Peter Norman’s stance in solidarity at the 1968 Olympic Games in Mexico Games, was one for equality and has played an integral role in the development of the civil rights movement in sport and society since then.
Today, Melbourne Sports Centres, the Victorian Government and Athletics Australia were proud to unveil a bronze statue of Peter Norman, near the main entrance of Lakeside Stadium. The unveiling was attended by several media outlets as well as Glenn Turner (Athletics Victoria SEO), Steve Dimopoulos (Parliamentary Secretary to the Treasurer), Darren Gocher (Athletics Australia CEO), Janita Norman (Peter Norman’s daughter), Louis Laumen (statue sculptor) and, Peter Norman's coach Neville Sillitoe OAM who is now 94.
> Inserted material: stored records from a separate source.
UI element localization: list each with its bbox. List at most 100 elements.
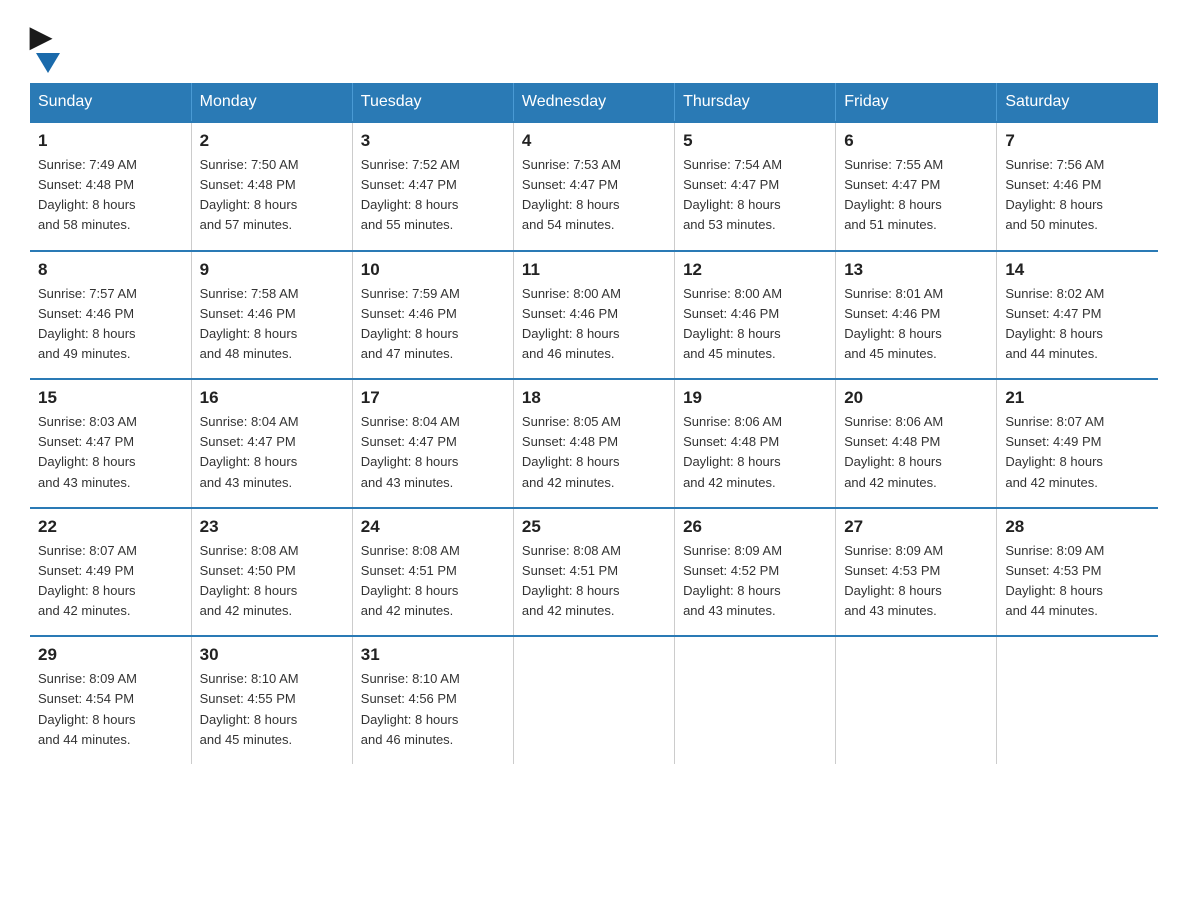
calendar-day-cell: 30 Sunrise: 8:10 AMSunset: 4:55 PMDaylig…	[191, 636, 352, 764]
calendar-day-cell: 16 Sunrise: 8:04 AMSunset: 4:47 PMDaylig…	[191, 379, 352, 508]
day-info: Sunrise: 8:09 AMSunset: 4:53 PMDaylight:…	[1005, 541, 1150, 622]
calendar-table: SundayMondayTuesdayWednesdayThursdayFrid…	[30, 83, 1158, 764]
day-number: 1	[38, 131, 183, 151]
calendar-day-cell: 17 Sunrise: 8:04 AMSunset: 4:47 PMDaylig…	[352, 379, 513, 508]
day-info: Sunrise: 8:06 AMSunset: 4:48 PMDaylight:…	[844, 412, 988, 493]
day-info: Sunrise: 8:02 AMSunset: 4:47 PMDaylight:…	[1005, 284, 1150, 365]
day-info: Sunrise: 8:00 AMSunset: 4:46 PMDaylight:…	[522, 284, 666, 365]
calendar-week-row: 29 Sunrise: 8:09 AMSunset: 4:54 PMDaylig…	[30, 636, 1158, 764]
day-number: 2	[200, 131, 344, 151]
day-info: Sunrise: 8:10 AMSunset: 4:55 PMDaylight:…	[200, 669, 344, 750]
calendar-day-cell: 10 Sunrise: 7:59 AMSunset: 4:46 PMDaylig…	[352, 251, 513, 380]
day-info: Sunrise: 8:03 AMSunset: 4:47 PMDaylight:…	[38, 412, 183, 493]
calendar-day-cell	[836, 636, 997, 764]
day-number: 22	[38, 517, 183, 537]
day-info: Sunrise: 7:56 AMSunset: 4:46 PMDaylight:…	[1005, 155, 1150, 236]
calendar-day-cell: 22 Sunrise: 8:07 AMSunset: 4:49 PMDaylig…	[30, 508, 191, 637]
day-info: Sunrise: 7:55 AMSunset: 4:47 PMDaylight:…	[844, 155, 988, 236]
calendar-day-cell: 4 Sunrise: 7:53 AMSunset: 4:47 PMDayligh…	[513, 122, 674, 251]
day-number: 13	[844, 260, 988, 280]
calendar-day-cell: 14 Sunrise: 8:02 AMSunset: 4:47 PMDaylig…	[997, 251, 1158, 380]
day-info: Sunrise: 8:00 AMSunset: 4:46 PMDaylight:…	[683, 284, 827, 365]
calendar-day-cell: 3 Sunrise: 7:52 AMSunset: 4:47 PMDayligh…	[352, 122, 513, 251]
day-number: 12	[683, 260, 827, 280]
weekday-header-monday: Monday	[191, 83, 352, 122]
day-number: 18	[522, 388, 666, 408]
day-number: 11	[522, 260, 666, 280]
calendar-week-row: 1 Sunrise: 7:49 AMSunset: 4:48 PMDayligh…	[30, 122, 1158, 251]
day-info: Sunrise: 8:04 AMSunset: 4:47 PMDaylight:…	[200, 412, 344, 493]
calendar-day-cell: 15 Sunrise: 8:03 AMSunset: 4:47 PMDaylig…	[30, 379, 191, 508]
day-number: 14	[1005, 260, 1150, 280]
calendar-day-cell: 19 Sunrise: 8:06 AMSunset: 4:48 PMDaylig…	[675, 379, 836, 508]
weekday-header-row: SundayMondayTuesdayWednesdayThursdayFrid…	[30, 83, 1158, 122]
weekday-header-wednesday: Wednesday	[513, 83, 674, 122]
calendar-week-row: 22 Sunrise: 8:07 AMSunset: 4:49 PMDaylig…	[30, 508, 1158, 637]
day-number: 30	[200, 645, 344, 665]
page-header: ▶	[30, 20, 1158, 73]
day-info: Sunrise: 8:08 AMSunset: 4:50 PMDaylight:…	[200, 541, 344, 622]
logo-blue-text	[30, 53, 60, 73]
calendar-day-cell: 27 Sunrise: 8:09 AMSunset: 4:53 PMDaylig…	[836, 508, 997, 637]
day-info: Sunrise: 8:01 AMSunset: 4:46 PMDaylight:…	[844, 284, 988, 365]
calendar-day-cell: 28 Sunrise: 8:09 AMSunset: 4:53 PMDaylig…	[997, 508, 1158, 637]
day-info: Sunrise: 7:54 AMSunset: 4:47 PMDaylight:…	[683, 155, 827, 236]
day-number: 9	[200, 260, 344, 280]
logo: ▶	[30, 20, 60, 73]
calendar-day-cell: 9 Sunrise: 7:58 AMSunset: 4:46 PMDayligh…	[191, 251, 352, 380]
day-info: Sunrise: 8:08 AMSunset: 4:51 PMDaylight:…	[522, 541, 666, 622]
calendar-day-cell: 25 Sunrise: 8:08 AMSunset: 4:51 PMDaylig…	[513, 508, 674, 637]
calendar-day-cell: 13 Sunrise: 8:01 AMSunset: 4:46 PMDaylig…	[836, 251, 997, 380]
day-number: 19	[683, 388, 827, 408]
day-info: Sunrise: 8:09 AMSunset: 4:52 PMDaylight:…	[683, 541, 827, 622]
day-number: 27	[844, 517, 988, 537]
day-number: 28	[1005, 517, 1150, 537]
day-number: 21	[1005, 388, 1150, 408]
day-number: 3	[361, 131, 505, 151]
day-info: Sunrise: 8:08 AMSunset: 4:51 PMDaylight:…	[361, 541, 505, 622]
day-info: Sunrise: 8:09 AMSunset: 4:53 PMDaylight:…	[844, 541, 988, 622]
day-number: 15	[38, 388, 183, 408]
day-number: 24	[361, 517, 505, 537]
day-info: Sunrise: 8:09 AMSunset: 4:54 PMDaylight:…	[38, 669, 183, 750]
day-number: 6	[844, 131, 988, 151]
weekday-header-friday: Friday	[836, 83, 997, 122]
calendar-day-cell	[675, 636, 836, 764]
day-info: Sunrise: 8:05 AMSunset: 4:48 PMDaylight:…	[522, 412, 666, 493]
calendar-day-cell: 7 Sunrise: 7:56 AMSunset: 4:46 PMDayligh…	[997, 122, 1158, 251]
day-info: Sunrise: 7:57 AMSunset: 4:46 PMDaylight:…	[38, 284, 183, 365]
calendar-day-cell: 8 Sunrise: 7:57 AMSunset: 4:46 PMDayligh…	[30, 251, 191, 380]
day-number: 8	[38, 260, 183, 280]
weekday-header-saturday: Saturday	[997, 83, 1158, 122]
day-number: 31	[361, 645, 505, 665]
day-info: Sunrise: 7:49 AMSunset: 4:48 PMDaylight:…	[38, 155, 183, 236]
day-info: Sunrise: 7:52 AMSunset: 4:47 PMDaylight:…	[361, 155, 505, 236]
calendar-day-cell: 6 Sunrise: 7:55 AMSunset: 4:47 PMDayligh…	[836, 122, 997, 251]
day-number: 16	[200, 388, 344, 408]
day-info: Sunrise: 8:10 AMSunset: 4:56 PMDaylight:…	[361, 669, 505, 750]
day-number: 26	[683, 517, 827, 537]
calendar-day-cell: 23 Sunrise: 8:08 AMSunset: 4:50 PMDaylig…	[191, 508, 352, 637]
day-info: Sunrise: 7:58 AMSunset: 4:46 PMDaylight:…	[200, 284, 344, 365]
day-info: Sunrise: 8:07 AMSunset: 4:49 PMDaylight:…	[1005, 412, 1150, 493]
day-number: 10	[361, 260, 505, 280]
day-number: 5	[683, 131, 827, 151]
calendar-day-cell: 24 Sunrise: 8:08 AMSunset: 4:51 PMDaylig…	[352, 508, 513, 637]
calendar-day-cell: 21 Sunrise: 8:07 AMSunset: 4:49 PMDaylig…	[997, 379, 1158, 508]
calendar-day-cell: 31 Sunrise: 8:10 AMSunset: 4:56 PMDaylig…	[352, 636, 513, 764]
calendar-day-cell: 1 Sunrise: 7:49 AMSunset: 4:48 PMDayligh…	[30, 122, 191, 251]
weekday-header-sunday: Sunday	[30, 83, 191, 122]
calendar-day-cell	[513, 636, 674, 764]
calendar-day-cell: 18 Sunrise: 8:05 AMSunset: 4:48 PMDaylig…	[513, 379, 674, 508]
day-info: Sunrise: 7:53 AMSunset: 4:47 PMDaylight:…	[522, 155, 666, 236]
logo-triangle-icon	[36, 53, 60, 73]
calendar-day-cell: 2 Sunrise: 7:50 AMSunset: 4:48 PMDayligh…	[191, 122, 352, 251]
day-info: Sunrise: 8:06 AMSunset: 4:48 PMDaylight:…	[683, 412, 827, 493]
calendar-day-cell	[997, 636, 1158, 764]
day-number: 20	[844, 388, 988, 408]
day-info: Sunrise: 8:04 AMSunset: 4:47 PMDaylight:…	[361, 412, 505, 493]
weekday-header-tuesday: Tuesday	[352, 83, 513, 122]
day-info: Sunrise: 7:59 AMSunset: 4:46 PMDaylight:…	[361, 284, 505, 365]
calendar-day-cell: 26 Sunrise: 8:09 AMSunset: 4:52 PMDaylig…	[675, 508, 836, 637]
calendar-day-cell: 12 Sunrise: 8:00 AMSunset: 4:46 PMDaylig…	[675, 251, 836, 380]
Athletics Australia CEO, Darren Gocher used this occasion to announce the new award winner for the Peter Norman Humanitarian Award, Robert de Castella. This award was established in 2018 to celebrate a member of the community who exemplifies the spirit of Peter Norman through their work for human rights, equality and humanitarian causes.
Sculptor Louis Laumen, spoke on the difficulties he faced when perfecting the stand of Norman. He elaborated to say, that the sculpture took around to year to conceptualise, with the studio work initially in clay taking three months, followed by another three turning the sculpture into bronze.